Saturday, July 10, 2010

Pythagorus's theorem doesn't work.

Is a circle that's not a perfect circle still a circle?

The difference between models and reality is a complete muddle in school. In class, I try to get students thinking about models vs. reality by working up a confusion about what we mean by 'a circle' and then about how we can use something if we don't know what it is or whether it even exists.

I draw a figure on the board and ask the kids to tell me what it is. So far, they've always said it's a circle. Look at my circle, the first one, below. It has problems, so I redraw it, but still it's not a 'perfect circle' we all agree, so I improvise a compass and try to construct a 'more-perfect' circle, but usually give up half-way through. What about one drawn by a computer, is that a perfect circle?
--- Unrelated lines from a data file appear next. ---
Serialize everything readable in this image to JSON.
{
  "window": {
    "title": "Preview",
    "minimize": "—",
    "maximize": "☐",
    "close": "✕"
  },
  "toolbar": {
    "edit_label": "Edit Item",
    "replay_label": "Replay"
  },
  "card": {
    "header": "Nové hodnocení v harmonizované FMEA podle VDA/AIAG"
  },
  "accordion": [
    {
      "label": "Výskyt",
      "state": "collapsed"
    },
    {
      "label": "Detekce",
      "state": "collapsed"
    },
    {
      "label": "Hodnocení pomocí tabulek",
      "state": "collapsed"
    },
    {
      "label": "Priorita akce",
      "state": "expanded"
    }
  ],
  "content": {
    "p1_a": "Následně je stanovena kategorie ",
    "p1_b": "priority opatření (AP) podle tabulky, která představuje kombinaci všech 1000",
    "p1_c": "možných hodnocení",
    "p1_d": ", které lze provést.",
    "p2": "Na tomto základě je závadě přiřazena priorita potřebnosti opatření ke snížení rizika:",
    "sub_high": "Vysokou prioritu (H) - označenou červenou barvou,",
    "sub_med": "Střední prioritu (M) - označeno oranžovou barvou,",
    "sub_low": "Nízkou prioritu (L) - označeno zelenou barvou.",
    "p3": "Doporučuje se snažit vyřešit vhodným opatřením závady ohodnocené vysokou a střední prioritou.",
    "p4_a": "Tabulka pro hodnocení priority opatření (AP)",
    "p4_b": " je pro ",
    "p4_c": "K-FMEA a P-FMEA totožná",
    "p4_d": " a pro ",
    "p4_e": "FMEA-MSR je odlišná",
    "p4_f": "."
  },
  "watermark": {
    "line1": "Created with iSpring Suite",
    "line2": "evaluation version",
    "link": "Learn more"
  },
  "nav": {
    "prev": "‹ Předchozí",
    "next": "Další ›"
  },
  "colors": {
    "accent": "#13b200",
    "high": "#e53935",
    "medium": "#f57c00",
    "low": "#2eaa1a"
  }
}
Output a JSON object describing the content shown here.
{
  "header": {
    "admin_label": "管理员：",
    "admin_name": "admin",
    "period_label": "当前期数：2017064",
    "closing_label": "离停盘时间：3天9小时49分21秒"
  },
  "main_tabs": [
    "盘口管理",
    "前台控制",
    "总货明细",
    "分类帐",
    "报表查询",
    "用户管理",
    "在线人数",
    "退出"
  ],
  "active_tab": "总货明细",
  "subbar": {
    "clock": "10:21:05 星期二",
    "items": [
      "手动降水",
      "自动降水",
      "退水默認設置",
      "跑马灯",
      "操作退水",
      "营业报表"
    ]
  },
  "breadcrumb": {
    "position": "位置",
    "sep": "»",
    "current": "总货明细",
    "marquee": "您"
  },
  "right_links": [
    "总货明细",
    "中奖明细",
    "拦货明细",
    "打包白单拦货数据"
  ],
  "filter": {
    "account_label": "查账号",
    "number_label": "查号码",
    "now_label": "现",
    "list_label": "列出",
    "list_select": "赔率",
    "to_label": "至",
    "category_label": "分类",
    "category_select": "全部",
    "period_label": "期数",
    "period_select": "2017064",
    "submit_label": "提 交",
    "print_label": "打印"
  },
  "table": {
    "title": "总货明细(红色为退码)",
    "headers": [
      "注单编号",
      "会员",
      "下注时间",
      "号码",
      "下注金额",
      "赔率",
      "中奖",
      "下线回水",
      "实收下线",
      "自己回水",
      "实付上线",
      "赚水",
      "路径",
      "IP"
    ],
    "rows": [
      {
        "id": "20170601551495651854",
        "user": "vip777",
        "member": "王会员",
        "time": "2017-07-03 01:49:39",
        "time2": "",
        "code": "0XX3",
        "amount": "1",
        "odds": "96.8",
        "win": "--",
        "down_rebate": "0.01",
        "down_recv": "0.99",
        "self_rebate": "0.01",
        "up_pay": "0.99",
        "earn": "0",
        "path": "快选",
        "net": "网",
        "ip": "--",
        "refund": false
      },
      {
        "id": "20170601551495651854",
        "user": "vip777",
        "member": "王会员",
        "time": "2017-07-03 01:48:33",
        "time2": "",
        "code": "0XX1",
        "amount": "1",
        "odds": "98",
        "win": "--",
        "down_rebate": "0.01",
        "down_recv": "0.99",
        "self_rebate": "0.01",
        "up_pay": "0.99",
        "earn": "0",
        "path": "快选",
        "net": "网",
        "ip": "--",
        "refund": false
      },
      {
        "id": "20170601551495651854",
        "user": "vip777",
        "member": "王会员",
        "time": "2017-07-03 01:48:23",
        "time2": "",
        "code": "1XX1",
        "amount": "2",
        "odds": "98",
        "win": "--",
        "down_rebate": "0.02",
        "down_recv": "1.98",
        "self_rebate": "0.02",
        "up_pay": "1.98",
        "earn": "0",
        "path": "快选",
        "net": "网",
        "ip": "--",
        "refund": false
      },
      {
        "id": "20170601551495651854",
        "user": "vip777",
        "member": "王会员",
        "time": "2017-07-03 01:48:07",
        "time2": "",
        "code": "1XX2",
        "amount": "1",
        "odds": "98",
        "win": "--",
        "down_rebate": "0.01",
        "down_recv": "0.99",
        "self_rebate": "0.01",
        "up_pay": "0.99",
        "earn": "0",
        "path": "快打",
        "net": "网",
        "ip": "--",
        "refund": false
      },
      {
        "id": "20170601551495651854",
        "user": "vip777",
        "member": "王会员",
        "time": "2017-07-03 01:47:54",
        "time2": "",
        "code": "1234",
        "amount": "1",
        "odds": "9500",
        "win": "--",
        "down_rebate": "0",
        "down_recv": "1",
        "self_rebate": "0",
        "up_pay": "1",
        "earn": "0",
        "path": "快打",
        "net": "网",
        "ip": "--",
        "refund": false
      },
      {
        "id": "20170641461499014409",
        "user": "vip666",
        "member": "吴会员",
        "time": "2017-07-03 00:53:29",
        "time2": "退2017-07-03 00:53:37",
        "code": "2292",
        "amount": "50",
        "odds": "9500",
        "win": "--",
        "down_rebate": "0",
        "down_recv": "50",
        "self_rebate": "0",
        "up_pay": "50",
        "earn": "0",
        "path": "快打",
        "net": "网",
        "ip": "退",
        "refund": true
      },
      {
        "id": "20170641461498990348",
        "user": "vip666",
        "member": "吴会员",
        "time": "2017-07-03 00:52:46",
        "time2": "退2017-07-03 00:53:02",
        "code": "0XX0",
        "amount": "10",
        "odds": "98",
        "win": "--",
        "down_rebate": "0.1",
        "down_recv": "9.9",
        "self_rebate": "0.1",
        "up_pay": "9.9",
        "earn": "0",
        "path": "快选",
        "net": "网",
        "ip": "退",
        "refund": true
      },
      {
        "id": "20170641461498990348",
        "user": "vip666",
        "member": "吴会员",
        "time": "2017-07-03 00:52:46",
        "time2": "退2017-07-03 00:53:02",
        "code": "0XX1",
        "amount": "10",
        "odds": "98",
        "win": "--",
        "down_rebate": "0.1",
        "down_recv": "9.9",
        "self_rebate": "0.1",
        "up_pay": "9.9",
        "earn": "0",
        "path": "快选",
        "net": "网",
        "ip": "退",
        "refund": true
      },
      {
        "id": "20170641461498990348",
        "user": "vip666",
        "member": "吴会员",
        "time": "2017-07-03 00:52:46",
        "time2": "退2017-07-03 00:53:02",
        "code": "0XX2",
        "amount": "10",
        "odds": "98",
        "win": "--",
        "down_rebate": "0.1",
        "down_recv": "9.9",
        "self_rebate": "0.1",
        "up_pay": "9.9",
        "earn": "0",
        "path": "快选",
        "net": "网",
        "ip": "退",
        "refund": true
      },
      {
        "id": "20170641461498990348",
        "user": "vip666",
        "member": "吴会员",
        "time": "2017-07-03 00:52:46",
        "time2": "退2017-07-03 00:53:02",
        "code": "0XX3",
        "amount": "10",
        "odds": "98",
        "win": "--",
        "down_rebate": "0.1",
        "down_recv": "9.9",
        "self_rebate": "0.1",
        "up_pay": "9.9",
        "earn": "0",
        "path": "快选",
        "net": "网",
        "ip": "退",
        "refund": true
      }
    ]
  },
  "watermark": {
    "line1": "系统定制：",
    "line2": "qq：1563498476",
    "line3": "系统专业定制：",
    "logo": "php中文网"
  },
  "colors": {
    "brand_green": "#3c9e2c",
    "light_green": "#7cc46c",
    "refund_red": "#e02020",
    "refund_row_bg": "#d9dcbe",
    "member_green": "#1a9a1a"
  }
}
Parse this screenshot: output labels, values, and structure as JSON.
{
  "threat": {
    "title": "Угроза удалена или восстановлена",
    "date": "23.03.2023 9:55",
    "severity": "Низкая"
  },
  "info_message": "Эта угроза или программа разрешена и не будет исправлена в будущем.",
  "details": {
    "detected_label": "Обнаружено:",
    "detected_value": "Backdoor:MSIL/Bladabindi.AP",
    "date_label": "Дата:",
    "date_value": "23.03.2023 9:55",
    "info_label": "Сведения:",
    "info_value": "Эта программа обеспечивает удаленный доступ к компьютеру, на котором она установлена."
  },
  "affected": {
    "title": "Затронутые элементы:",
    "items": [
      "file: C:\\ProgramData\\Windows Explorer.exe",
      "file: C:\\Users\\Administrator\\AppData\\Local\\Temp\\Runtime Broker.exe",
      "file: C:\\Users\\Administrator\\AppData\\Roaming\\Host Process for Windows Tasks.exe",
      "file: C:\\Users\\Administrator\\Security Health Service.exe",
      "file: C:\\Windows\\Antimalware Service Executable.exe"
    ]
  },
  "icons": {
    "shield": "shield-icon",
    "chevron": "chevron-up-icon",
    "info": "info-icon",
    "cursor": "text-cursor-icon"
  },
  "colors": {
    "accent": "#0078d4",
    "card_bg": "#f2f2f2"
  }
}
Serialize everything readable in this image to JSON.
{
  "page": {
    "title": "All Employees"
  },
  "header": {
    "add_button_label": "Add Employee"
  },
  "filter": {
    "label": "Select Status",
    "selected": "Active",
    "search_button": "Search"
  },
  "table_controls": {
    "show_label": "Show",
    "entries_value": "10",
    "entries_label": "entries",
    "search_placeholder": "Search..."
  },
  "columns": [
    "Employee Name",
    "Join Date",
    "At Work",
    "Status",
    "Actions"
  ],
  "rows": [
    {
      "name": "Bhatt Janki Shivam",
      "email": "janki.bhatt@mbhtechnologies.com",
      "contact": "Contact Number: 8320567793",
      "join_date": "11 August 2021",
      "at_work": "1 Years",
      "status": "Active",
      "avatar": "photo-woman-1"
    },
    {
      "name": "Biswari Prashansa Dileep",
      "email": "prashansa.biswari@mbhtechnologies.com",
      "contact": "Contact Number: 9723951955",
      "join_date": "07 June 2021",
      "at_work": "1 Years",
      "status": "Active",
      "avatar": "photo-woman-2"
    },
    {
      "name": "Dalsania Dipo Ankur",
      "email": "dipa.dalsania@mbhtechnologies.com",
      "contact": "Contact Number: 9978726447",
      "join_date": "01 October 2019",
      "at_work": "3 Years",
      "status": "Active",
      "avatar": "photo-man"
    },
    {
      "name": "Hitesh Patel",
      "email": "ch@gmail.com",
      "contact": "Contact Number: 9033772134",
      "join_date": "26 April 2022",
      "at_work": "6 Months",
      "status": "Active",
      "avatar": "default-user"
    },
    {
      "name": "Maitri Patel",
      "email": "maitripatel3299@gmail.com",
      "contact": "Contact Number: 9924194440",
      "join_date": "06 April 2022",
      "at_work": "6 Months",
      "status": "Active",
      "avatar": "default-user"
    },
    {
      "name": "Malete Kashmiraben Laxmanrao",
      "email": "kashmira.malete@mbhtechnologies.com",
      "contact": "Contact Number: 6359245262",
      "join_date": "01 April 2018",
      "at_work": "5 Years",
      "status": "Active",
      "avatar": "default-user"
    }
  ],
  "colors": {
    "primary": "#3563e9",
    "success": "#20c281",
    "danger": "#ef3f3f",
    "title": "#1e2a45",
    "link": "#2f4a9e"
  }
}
How 'perfect' of a circle can we get?

What is the definition of a circle? What did you learn in geometry? A standard textbook definition, a 'formal' definition, of a circle is typically something like
those points in a plane which are equidistant from a given point called the center (wikipedia)
They remember some version of this, albeit pretty dimly. Do any of my pictures match the definition?

Be honest.

After thinking about it a while, in class we realize that it is impossible to draw such a thing, as all paper has an irregular surface; all pencil lines have a thickness and therefore 'points' on the outer edge of the line are farther away then points on the inner edge. Even computer screens have their own granularity, their pixel size. Anyway you try, no physical shape matches the definition.

There are no circles.

Have you been lied to all these years?

That's what I ask my kids. How would you answer? Aristotle, thousands of years ago, coined the term 'equi-vocal', or same-sound for words that really have different meanings depending on the context. Science and math education is full of equivocal words. These are one of the hardest things to overcome, I think, and create a near hopeless muddle.

Mathematics and the world are separate. Their terms are equivocal. There are no circles, but we use them all the time. This is the essence of modeling. We look at a messy shape but think of an idea that has a formal meaning. Then we pretend.

A formal meaning? I borrow the term from computer science and linguistics. The main idea is that a formal meaning is a set of rules. The rules are ideas, not experiences. Lines on a piece of paper do not obey these rules. Two thousand years ago, Euclid took the messy idea of 'circle' and made it into a rule, as above. Four hundred years ago, Descartes took Euclid's idea and turned it into an equation. Soon after, Newton used these.

There's the thing, and there's the ideal thing. Which are we talking about?

When the kids say 'perfect circle' they mean the formal idea, the model, yet 'circle' is a fuzzy experience to them, hard to define, but they can point to it. If you asked them to measure the diameter of a 'circle,' they would eventually pretend it was a 'perfect circle' and measure across it and come up with a single number to represent its size. If you asked them to find the perimeter, they would again pretend it was a 'perfect circle' and use a formula. If you ask them to measure the perimeter, they are typically confused, and return to the formula.

What's fun is to ask them to measure the perimeter and calculate it, that is predict it using a formula, and compare the two. This is where we can begin to unmuddle the muddle.